Teamwork makes the dream work! <3
Unfortunately, not every baby and every parent has access to all the providers they need. Some areas lack providers with the necessary knowledge, training, and skills to adequately help. Financial and insurance barriers limit care. Or some providers simply don't realize it's not just a clip.
This is the root of the controversy
Imagine, for a moment, you are a doctor and you've worked with lots and lots of babies who have feeding difficulties. Some of these babies are identified by IBCLCs as "tongue tied" and get their ties released but their feeding problems don't go away.
If you didn't know that other team members -with extra education and training- are needed on the roster to see feeding improvement and get the best results, you might conclude that frenotomy isn't helpful. And since no one wants to subject an infant to a procedure they don't need, you might conclude that infants with ties don't need frenotomies.
This doesn't actually mean frenotomies are not helpful and don't work. It does mean we need to communicate better and increase access to specialty providers with adequate training, knowledge, and skills to properly help these babies get the best outcomes.

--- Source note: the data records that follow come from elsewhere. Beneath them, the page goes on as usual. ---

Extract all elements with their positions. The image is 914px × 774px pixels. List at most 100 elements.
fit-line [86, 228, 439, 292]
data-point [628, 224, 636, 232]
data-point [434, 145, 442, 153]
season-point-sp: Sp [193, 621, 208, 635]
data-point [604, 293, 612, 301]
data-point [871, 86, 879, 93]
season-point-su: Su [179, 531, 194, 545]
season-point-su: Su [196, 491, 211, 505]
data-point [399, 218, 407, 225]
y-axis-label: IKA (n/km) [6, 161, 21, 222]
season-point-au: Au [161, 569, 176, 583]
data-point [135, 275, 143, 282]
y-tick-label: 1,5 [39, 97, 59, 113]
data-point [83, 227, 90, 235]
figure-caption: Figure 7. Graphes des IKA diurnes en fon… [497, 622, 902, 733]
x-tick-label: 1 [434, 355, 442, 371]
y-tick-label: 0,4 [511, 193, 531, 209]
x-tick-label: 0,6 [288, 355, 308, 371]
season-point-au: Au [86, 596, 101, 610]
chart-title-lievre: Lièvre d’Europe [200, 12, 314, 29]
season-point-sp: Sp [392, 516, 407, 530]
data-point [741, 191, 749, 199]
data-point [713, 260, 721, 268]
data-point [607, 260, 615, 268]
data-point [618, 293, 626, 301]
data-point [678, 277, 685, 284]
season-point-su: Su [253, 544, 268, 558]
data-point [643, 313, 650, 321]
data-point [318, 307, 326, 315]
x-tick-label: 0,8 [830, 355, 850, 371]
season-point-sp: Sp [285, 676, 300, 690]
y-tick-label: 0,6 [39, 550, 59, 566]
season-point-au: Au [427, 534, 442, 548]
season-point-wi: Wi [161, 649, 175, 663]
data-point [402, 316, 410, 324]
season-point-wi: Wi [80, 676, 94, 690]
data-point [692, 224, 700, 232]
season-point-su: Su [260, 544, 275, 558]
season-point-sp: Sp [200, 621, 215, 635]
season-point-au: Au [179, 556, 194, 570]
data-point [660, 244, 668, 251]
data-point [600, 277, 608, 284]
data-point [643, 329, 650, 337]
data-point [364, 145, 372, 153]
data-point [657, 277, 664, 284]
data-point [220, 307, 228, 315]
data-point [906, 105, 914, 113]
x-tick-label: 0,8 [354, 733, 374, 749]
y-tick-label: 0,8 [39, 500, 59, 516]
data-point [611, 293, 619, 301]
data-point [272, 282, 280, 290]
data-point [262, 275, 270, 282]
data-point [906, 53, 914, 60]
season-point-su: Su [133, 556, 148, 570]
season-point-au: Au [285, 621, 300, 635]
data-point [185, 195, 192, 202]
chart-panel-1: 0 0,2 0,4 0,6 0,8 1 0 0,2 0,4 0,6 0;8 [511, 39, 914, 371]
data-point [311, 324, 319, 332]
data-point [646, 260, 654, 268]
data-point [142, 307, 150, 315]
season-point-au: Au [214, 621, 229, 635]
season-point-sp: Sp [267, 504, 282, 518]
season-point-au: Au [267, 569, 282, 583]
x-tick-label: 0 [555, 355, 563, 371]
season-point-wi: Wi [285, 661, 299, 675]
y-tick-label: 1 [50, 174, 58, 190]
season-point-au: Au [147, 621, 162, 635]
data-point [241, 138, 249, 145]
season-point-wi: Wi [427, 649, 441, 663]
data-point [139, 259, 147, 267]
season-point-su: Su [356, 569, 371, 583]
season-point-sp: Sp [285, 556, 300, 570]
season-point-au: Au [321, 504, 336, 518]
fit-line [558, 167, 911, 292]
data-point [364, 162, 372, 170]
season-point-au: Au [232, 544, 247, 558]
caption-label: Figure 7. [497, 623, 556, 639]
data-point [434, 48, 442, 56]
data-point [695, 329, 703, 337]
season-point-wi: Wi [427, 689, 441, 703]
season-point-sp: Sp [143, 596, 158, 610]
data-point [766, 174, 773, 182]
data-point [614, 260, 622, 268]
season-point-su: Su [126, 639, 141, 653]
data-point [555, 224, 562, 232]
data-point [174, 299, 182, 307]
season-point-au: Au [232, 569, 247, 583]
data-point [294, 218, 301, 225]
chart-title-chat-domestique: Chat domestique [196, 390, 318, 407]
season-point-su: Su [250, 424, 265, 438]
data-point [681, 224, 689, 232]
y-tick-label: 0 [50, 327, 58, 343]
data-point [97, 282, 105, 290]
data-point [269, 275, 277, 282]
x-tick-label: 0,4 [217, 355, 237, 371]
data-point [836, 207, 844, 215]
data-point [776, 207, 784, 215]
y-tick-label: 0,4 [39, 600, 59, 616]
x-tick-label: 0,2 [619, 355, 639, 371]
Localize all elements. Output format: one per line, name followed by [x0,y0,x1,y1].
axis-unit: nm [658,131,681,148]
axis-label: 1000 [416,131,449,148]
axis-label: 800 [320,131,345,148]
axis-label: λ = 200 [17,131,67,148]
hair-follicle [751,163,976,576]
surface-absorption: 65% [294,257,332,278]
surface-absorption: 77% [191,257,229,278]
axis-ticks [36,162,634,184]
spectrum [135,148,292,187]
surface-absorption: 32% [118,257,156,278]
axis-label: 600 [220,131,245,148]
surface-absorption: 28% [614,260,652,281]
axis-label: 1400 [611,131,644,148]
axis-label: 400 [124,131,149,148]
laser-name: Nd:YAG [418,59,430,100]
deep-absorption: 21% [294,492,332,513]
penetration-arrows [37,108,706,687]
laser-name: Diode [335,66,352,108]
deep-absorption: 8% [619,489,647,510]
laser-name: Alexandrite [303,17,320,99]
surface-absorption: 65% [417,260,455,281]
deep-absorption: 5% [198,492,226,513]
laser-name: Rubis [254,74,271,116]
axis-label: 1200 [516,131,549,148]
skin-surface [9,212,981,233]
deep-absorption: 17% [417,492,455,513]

Really, we are all on the same team.
This is team babies who are thriving, growing, healthy, and content. This is team parents who are recovering, resting, connecting, and who enjoy nursing.
Teamwork, communication, care coordination lead to REVOLUTION. This revolution expands beyond individuals and changes care completely for new families to a thrive model. This revolution brings back our historical knowledge of caring for and feeding our babies. It improves the physical and mental health of our families and whole communities. This is possible. This revolution in infant feeding and thriving families is starting now.
We are still learning and cautiously experimenting to find the very best therapies and methods to get to The Best Model. We are listening to parents. We are watching babies who communicate their needs. We no longer accept "some babies just can't breastfeed" without a reason.
And we are using frenotomy when it's needed along with care coordination to get to functional feeding.